Además del color y de la forma de la vestidura, la ornamentación bordada comunica visualmente aspectos de la fe. Los símbolos que aparecen en casullas, estolas, dalmáticas o en lienzos como velos y corporales hacen alusión a Cristo, a los sacramentos o a virtudes bíblicas. A continuación, se describen algunas de las iconografías más habituales y su significado:
Cruz: La cruz es el emblema central de la fe cristiana porque recuerda la Pasión y Resurrección de Jesús y la llamada a cargar con la propia cruz. Por ello se borda en casullas y estolas y suele acompañarse de rayos o un círculo que indica victoria
Crismón (Chi Rho): Monograma formado por las letras griegas Χ (X) y Ρ (P), iniciales del nombre de Cristo en griego (Χριστός). El emperador Constantino lo utilizó en su estandarte después de la visión “In hoc signo vinces” y el símbolo se popularizó como emblema cristiano. Evoca a Cristo vencedor y su soberanía. El labarum recordaba a los soldados que luchaban bajo la protección de Cristo.
Alfa y Omega: Las primeras y últimas letras del alfabeto griego. La Tradición las usa como monograma de Cristo, “principio y fin”. Basado en el apocalipsis donde el Resucitado dice: “Yo soy el Alfa y la Omega, el que es y era y ha de venir”. Indican que Cristo abarca todo el tiempo y la historia.

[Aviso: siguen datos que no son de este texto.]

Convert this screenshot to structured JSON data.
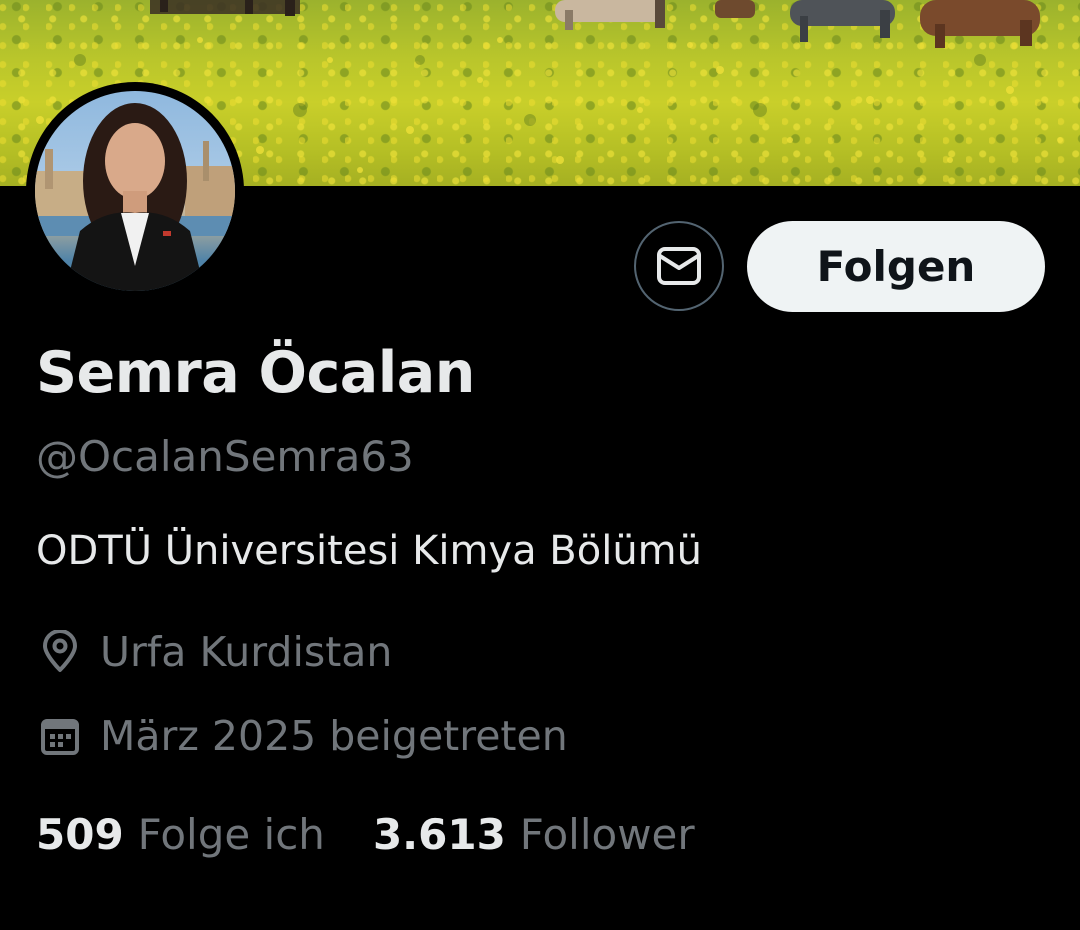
{
  "profile": {
    "display_name": "Semra Öcalan",
    "handle": "@OcalanSemra63",
    "bio": "ODTÜ Üniversitesi Kimya Bölümü",
    "location": "Urfa Kurdistan",
    "joined": "März 2025 beigetreten"
  },
  "actions": {
    "message_icon": "mail-icon",
    "follow_label": "Folgen"
  },
  "stats": {
    "following_count": "509",
    "following_label": "Folge ich",
    "followers_count": "3.613",
    "followers_label": "Follower"
  },
  "icons": {
    "location": "location-pin-icon",
    "calendar": "calendar-icon"
  },
  "colors": {
    "background": "#000000",
    "primary_text": "#e7e9ea",
    "secondary_text": "#71767b",
    "follow_button_bg": "#eff3f4",
    "follow_button_text": "#0f1419",
    "outline": "#536471"
  }
}
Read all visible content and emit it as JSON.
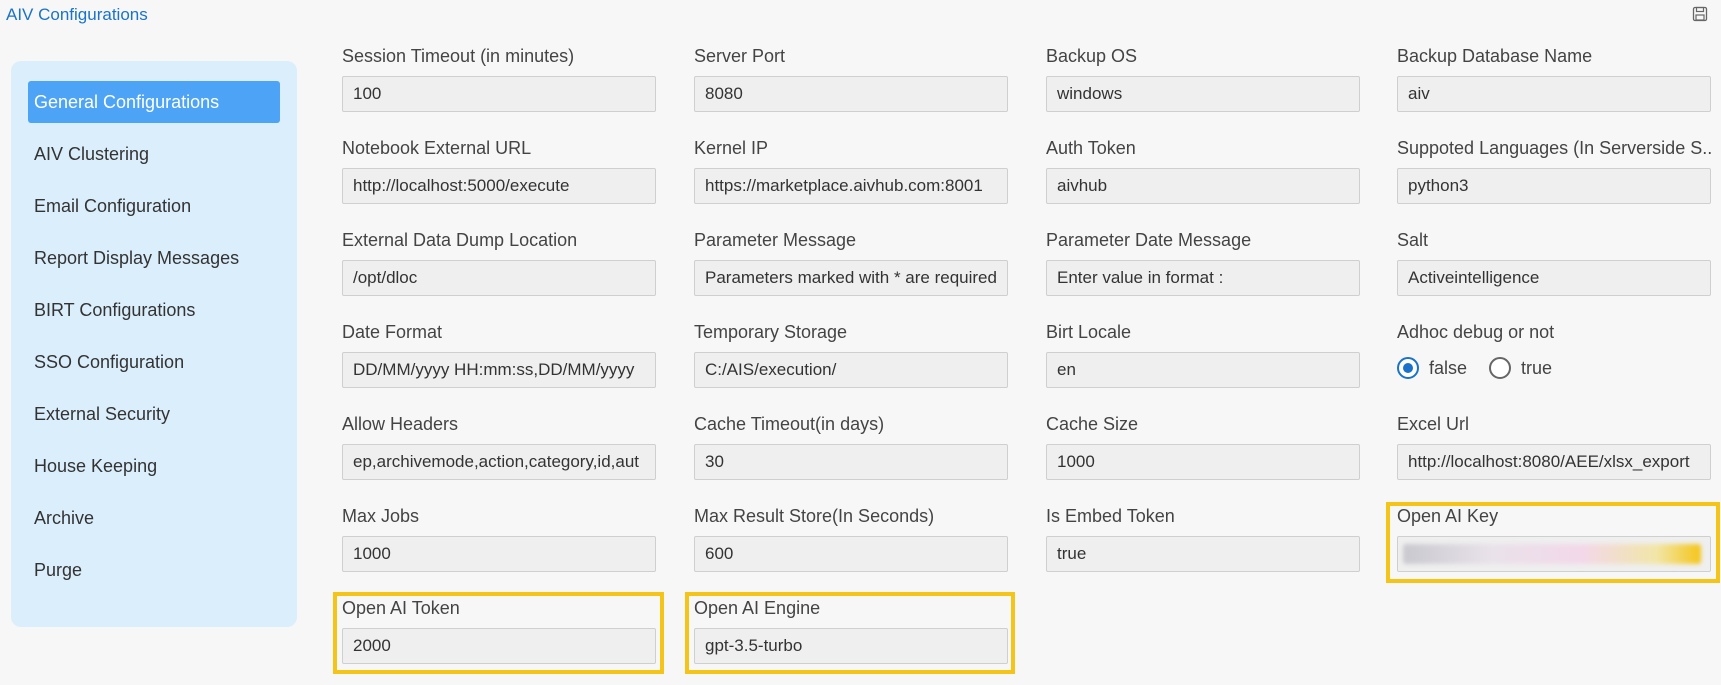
{
  "app": {
    "title": "AIV Configurations"
  },
  "colors": {
    "accent": "#1a73c9",
    "active_item": "#4da3f5",
    "sidebar_bg": "#dbeefc",
    "highlight": "#f4c518"
  },
  "toolbar": {
    "save_icon": "save-icon"
  },
  "sidebar": {
    "items": [
      {
        "label": "General Configurations",
        "active": true
      },
      {
        "label": "AIV Clustering"
      },
      {
        "label": "Email Configuration"
      },
      {
        "label": "Report Display Messages"
      },
      {
        "label": "BIRT Configurations"
      },
      {
        "label": "SSO Configuration"
      },
      {
        "label": "External Security"
      },
      {
        "label": "House Keeping"
      },
      {
        "label": "Archive"
      },
      {
        "label": "Purge"
      }
    ]
  },
  "fields": {
    "session_timeout": {
      "label": "Session Timeout (in minutes)",
      "value": "100"
    },
    "server_port": {
      "label": "Server Port",
      "value": "8080"
    },
    "backup_os": {
      "label": "Backup OS",
      "value": "windows"
    },
    "backup_db_name": {
      "label": "Backup Database Name",
      "value": "aiv"
    },
    "notebook_url": {
      "label": "Notebook External URL",
      "value": "http://localhost:5000/execute"
    },
    "kernel_ip": {
      "label": "Kernel IP",
      "value": "https://marketplace.aivhub.com:8001"
    },
    "auth_token": {
      "label": "Auth Token",
      "value": "aivhub"
    },
    "supported_languages": {
      "label": "Suppoted Languages (In Serverside S...",
      "value": "python3"
    },
    "dump_location": {
      "label": "External Data Dump Location",
      "value": "/opt/dloc"
    },
    "parameter_message": {
      "label": "Parameter Message",
      "value": "Parameters marked with * are required"
    },
    "parameter_date_message": {
      "label": "Parameter Date Message",
      "value": "Enter value in format :"
    },
    "salt": {
      "label": "Salt",
      "value": "Activeintelligence"
    },
    "date_format": {
      "label": "Date Format",
      "value": "DD/MM/yyyy HH:mm:ss,DD/MM/yyyy"
    },
    "temporary_storage": {
      "label": "Temporary Storage",
      "value": "C:/AIS/execution/"
    },
    "birt_locale": {
      "label": "Birt Locale",
      "value": "en"
    },
    "adhoc_debug": {
      "label": "Adhoc debug or not",
      "options": [
        "false",
        "true"
      ],
      "selected": "false"
    },
    "allow_headers": {
      "label": "Allow Headers",
      "value": "ep,archivemode,action,category,id,aut"
    },
    "cache_timeout": {
      "label": "Cache Timeout(in days)",
      "value": "30"
    },
    "cache_size": {
      "label": "Cache Size",
      "value": "1000"
    },
    "excel_url": {
      "label": "Excel Url",
      "value": "http://localhost:8080/AEE/xlsx_export"
    },
    "max_jobs": {
      "label": "Max Jobs",
      "value": "1000"
    },
    "max_result_store": {
      "label": "Max Result Store(In Seconds)",
      "value": "600"
    },
    "is_embed_token": {
      "label": "Is Embed Token",
      "value": "true"
    },
    "open_ai_key": {
      "label": "Open AI Key",
      "value": ""
    },
    "open_ai_token": {
      "label": "Open AI Token",
      "value": "2000"
    },
    "open_ai_engine": {
      "label": "Open AI Engine",
      "value": "gpt-3.5-turbo"
    }
  }
}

IHS o JHS: Abreviatura del nombre de Jesús en griego (ΙΗΣ) difundida por San Bernardino de Siena, que lo representaba rodeado de rayos. A veces se interpreta como Iesus Hominum Salvator. Recordatorio del Santo Nombre de Jesús. Invita a invocar su nombre y a reconocer su salvación.
Pelícano: Ave representada abriendo el pecho con el pico para alimentar a sus crías con su sangre. La tradición medieval la consideró símbolo de caridad y sacrificio supremo. Alude a Cristo que derrama su sangre para la salvación del mundo; por ello se borda en corporales o palias relacionadas con la Eucaristía.
Cordero: El cordero con nimbo o estandarte fue uno de los primeros símbolos de Cristo. La Enciclopedia católica señala que el cordero representa a la víctima expiatoria o Cordero de Dios. Remite al evangelio de San Juan (“He aquí el Cordero de Dios”) y su apocalipsis donde reina el Cordero inmolado. Expresa inocencia y sacrificio redentor.
Pez (Ichthys): En las catacumbas se encuentran peces que aluden al acróstico griego ΙΧΘΥΣ (Iesous Christos Theou Yios Soter, “Jesús Cristo, Hijo de Dios, Salvador”). Simboliza a Cristo presente en la Eucaristía; en algunas decoraciones el pez se combina con un cesto de panes, en alusión al milagro de la multiplicación.
Paloma: El Espíritu Santo es representado en forma de paloma blanca. En el arte es común verla en escenas de la anunciación, el bautismo de Jesús y en pentecostés. Significa al Espíritu Santo y es descrita en tres de los Evangelios como paloma que desciende sobre la cabeza de Jesús, en su bautismo. En ornamentos eucarísticos, la paloma puede estar sobre un cáliz indicando la epíclesis.
Espigas de trigo y racimos de uvas: Motivos vegetales con granos o espigas de trigo y racimos de uvas, a veces acompañados de un cáliz. El trigo, cereal molido para hacer pan, y el racimo de uvas que se transforma en vino son símbolos de las especies de pan y el vino de la Eucaristía. Remiten al pan y al vino que Cristo bendijo en la Última Cena y que se convierten en su Cuerpo y Sangre. También recuerdan las parábolas del grano de trigo y la vid verdadera.
Lirio: Flor de pétalos blancos que, desde la Edad Media, se ha comparado con la pureza de la Virgen María. El lirio evoca la virginidad y la inocencia de María y de los santos castos. Por ello suele bordarse en ornamentos marianos y en imágenes de santos como san José.
Cuatro animales de los evangelistas: La tradición iconográfica identifica al hombre o ángel con Mateo, al león con Marcos, al toro con Lucas y al águila con Juan. Proceden de las visiones del apocalipsis de San Juan y recuerdan que cada evangelista destaca un aspecto de Cristo (humanidad, realeza, sacrificio y divinidad). Suelen bordarse en frontales de ambón o en casullas para fiestas de evangelistas.
La selección de motivos no se limita a estos símbolos; otros emblemas como el Sagrado Corazón, el monograma AM de María, la palma o el escudo papal pueden añadirse según la ocasión y la procedencia. En cualquier caso, los bordados buscan catequizar y mover a la devoción, recordando pasajes de la Escritura y de la Tradición apostólica.